We stayed a night in one of Paris’ most uniquely beautiful hotels.
You might have head of André Saraiva. Usually known mononymously as André, he’s the graffiti artist turned club owner who sits atop Paris’ restaurant and nightlife scene. He’s also an hotelier, and L’Hotel Grand Amour is his latest project. Nestled between the Gare de l’Est and the Grands Boulevards, the Grand Amour is a truly unique proposition: housed in an impossibly chic and luxurious building, the lobby harkens back to those halcyon days when being in a hotel meant more than a comfortable bed for the night. There’s a small shop filled with eclectic one-of-a-kind curios, as well as a bar-cum-café that serves artisanal black coffee until six o’clock – at which point things get exciting with a range of expertly mixed cocktails.
Perhaps the hotel’s crowning glory, though, is its two luxurious lounges. In the first, you’ll find a kaleidoscopic aquarium replete with tropical fish (even more impressive after a few whisky sours) and in the second a roaring fireplace and a selection of historical knick-knacks belonging to André himself. Where else could you see letters addressed to the surrealist Breton, archival copies of Lui magazine and antique Chinese pots? Even if you disdain clutter, this is undoubtedly a collection to remember.

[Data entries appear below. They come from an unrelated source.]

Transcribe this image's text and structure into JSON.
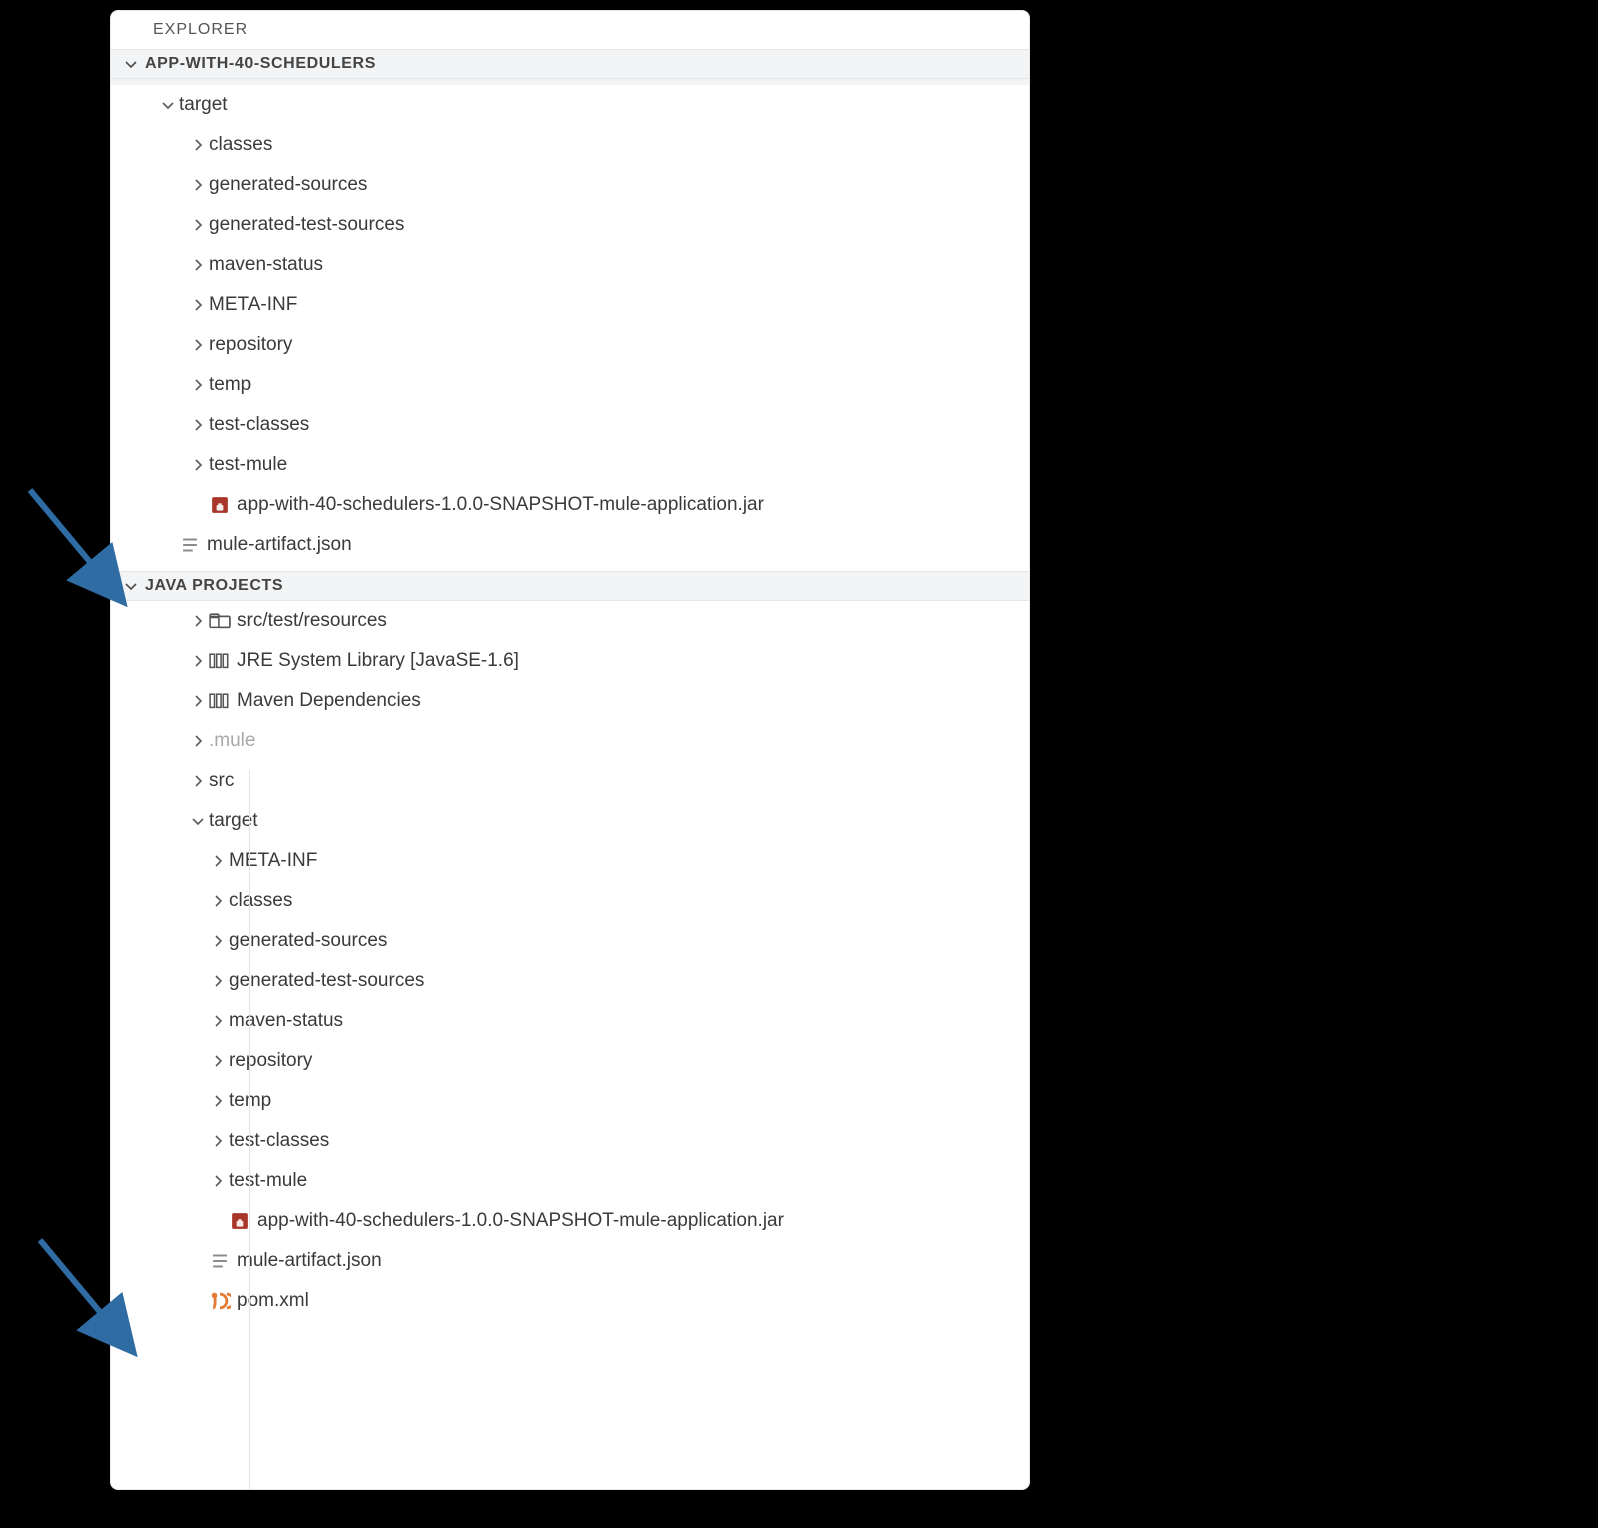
{
  "explorer_label": "EXPLORER",
  "project_section": "APP-WITH-40-SCHEDULERS",
  "java_projects_section": "JAVA PROJECTS",
  "arrow_color": "#2e6ca3",
  "explorer_tree": [
    {
      "label": "target",
      "depth": 1,
      "twisty": "down",
      "icon": null
    },
    {
      "label": "classes",
      "depth": 2,
      "twisty": "right",
      "icon": null
    },
    {
      "label": "generated-sources",
      "depth": 2,
      "twisty": "right",
      "icon": null
    },
    {
      "label": "generated-test-sources",
      "depth": 2,
      "twisty": "right",
      "icon": null
    },
    {
      "label": "maven-status",
      "depth": 2,
      "twisty": "right",
      "icon": null
    },
    {
      "label": "META-INF",
      "depth": 2,
      "twisty": "right",
      "icon": null
    },
    {
      "label": "repository",
      "depth": 2,
      "twisty": "right",
      "icon": null
    },
    {
      "label": "temp",
      "depth": 2,
      "twisty": "right",
      "icon": null
    },
    {
      "label": "test-classes",
      "depth": 2,
      "twisty": "right",
      "icon": null
    },
    {
      "label": "test-mule",
      "depth": 2,
      "twisty": "right",
      "icon": null
    },
    {
      "label": "app-with-40-schedulers-1.0.0-SNAPSHOT-mule-application.jar",
      "depth": 2,
      "twisty": null,
      "icon": "jar"
    },
    {
      "label": "mule-artifact.json",
      "depth": 1,
      "twisty": null,
      "icon": "json"
    }
  ],
  "java_tree": [
    {
      "label": "src/test/resources",
      "depth": 2,
      "twisty": "right",
      "icon": "folder"
    },
    {
      "label": "JRE System Library [JavaSE-1.6]",
      "depth": 2,
      "twisty": "right",
      "icon": "lib"
    },
    {
      "label": "Maven Dependencies",
      "depth": 2,
      "twisty": "right",
      "icon": "lib"
    },
    {
      "label": ".mule",
      "depth": 2,
      "twisty": "right",
      "icon": null,
      "muted": true
    },
    {
      "label": "src",
      "depth": 2,
      "twisty": "right",
      "icon": null
    },
    {
      "label": "target",
      "depth": 2,
      "twisty": "down",
      "icon": null
    },
    {
      "label": "META-INF",
      "depth": 3,
      "twisty": "right",
      "icon": null
    },
    {
      "label": "classes",
      "depth": 3,
      "twisty": "right",
      "icon": null
    },
    {
      "label": "generated-sources",
      "depth": 3,
      "twisty": "right",
      "icon": null
    },
    {
      "label": "generated-test-sources",
      "depth": 3,
      "twisty": "right",
      "icon": null
    },
    {
      "label": "maven-status",
      "depth": 3,
      "twisty": "right",
      "icon": null
    },
    {
      "label": "repository",
      "depth": 3,
      "twisty": "right",
      "icon": null
    },
    {
      "label": "temp",
      "depth": 3,
      "twisty": "right",
      "icon": null
    },
    {
      "label": "test-classes",
      "depth": 3,
      "twisty": "right",
      "icon": null
    },
    {
      "label": "test-mule",
      "depth": 3,
      "twisty": "right",
      "icon": null
    },
    {
      "label": "app-with-40-schedulers-1.0.0-SNAPSHOT-mule-application.jar",
      "depth": 3,
      "twisty": null,
      "icon": "jar"
    },
    {
      "label": "mule-artifact.json",
      "depth": 2,
      "twisty": null,
      "icon": "json"
    },
    {
      "label": "pom.xml",
      "depth": 2,
      "twisty": null,
      "icon": "xml"
    }
  ]
}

But what of the rooms? Well, by the time I dragged myself away from the spacious ground floor and stepped into the brass mirrored lift, I was expecting something pretty special. Fortunately, I wasn’t disappointed. Each of the 42 rooms on all five floors are beautifully appointed with amenities from Hermès, individually sourced antiques from across the globe, countless photographs from Helmut Newton and Man Ray, and even cult drawings from the great Marcel Duchamp. This place really is an aesthete’s dream. Oh, and the restaurant staff’s uniforms are designed by the Kitsune team – the food ain’t bad either. In a world where so many hotels are shrines to dreary, slick anonymity, L’Hotel Grand Amour is like a window into the lively, surprising, and ever so pretty mind of André Saraiva.